Small business owners in Tennessee should make sure that they have estate plans in place that specify how their companies are to be handled when they die. In situations where small business owners die without a will or an estate plan, what happens to the business that is left behind will be determined by the laws in which the decedent lived.

Preplanning is a necessary part of creating an estate plan, and entrepreneurs should be prepared to create more than just a will. Their estate plans should specify what actions should be taken with their families and assets in the event of incapacitation or death.

Disability insurance, which can replace as much as 60 percent of an individual’s income tax-free, should be considered. Life insurance also is an important component of an estate plan. It will be necessary to purchase a policy that would be able to cover the surviving family’s expenses fully for food, housing, education, clothing and more. Life insurance can also be used by small business owners to ensure that their businesses can continue to operate after they have died by having proceeds of the policies applied to certain company obligations.

Small business owners also have to consider who will take over their companies if they are unable to continue operating them.

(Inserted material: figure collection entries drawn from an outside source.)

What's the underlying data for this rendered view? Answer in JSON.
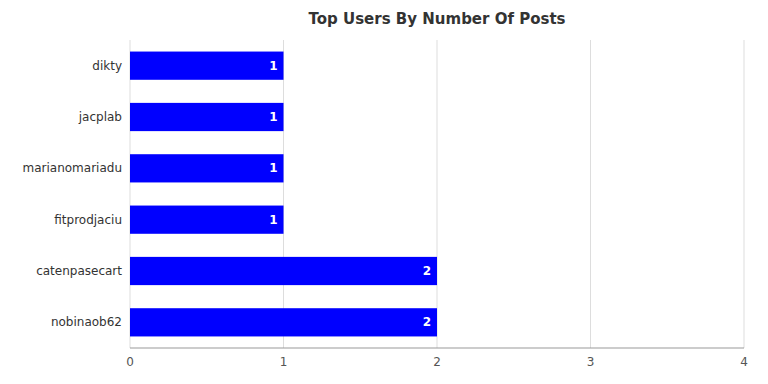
{
  "chart_data": {
    "type": "bar",
    "orientation": "horizontal",
    "title": "Top Users By Number Of Posts",
    "categories": [
      "nobinaob62",
      "catenpasecart",
      "fitprodjaciu",
      "marianomariadu",
      "jacplab",
      "dikty"
    ],
    "values": [
      2,
      2,
      1,
      1,
      1,
      1
    ],
    "color": "#0000ff",
    "xlim": [
      0,
      4
    ],
    "xticks": [
      0,
      1,
      2,
      3,
      4
    ],
    "grid": true,
    "data_labels": true
  }
}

Creating a succession plan entails the grooming of a successor if the business is a sole proprietorship. With businesses that are operated by a family, individuals will have to determine the best way to divide their shares.

An estate planning attorney may consider the assets and goals of his or her clients and suggest which legal devices should be included in their estate plans. Assistance may be provided for the drafting wills and the provisions of trusts. A lawyer may explain the importance of including different kinds of powers of attorney.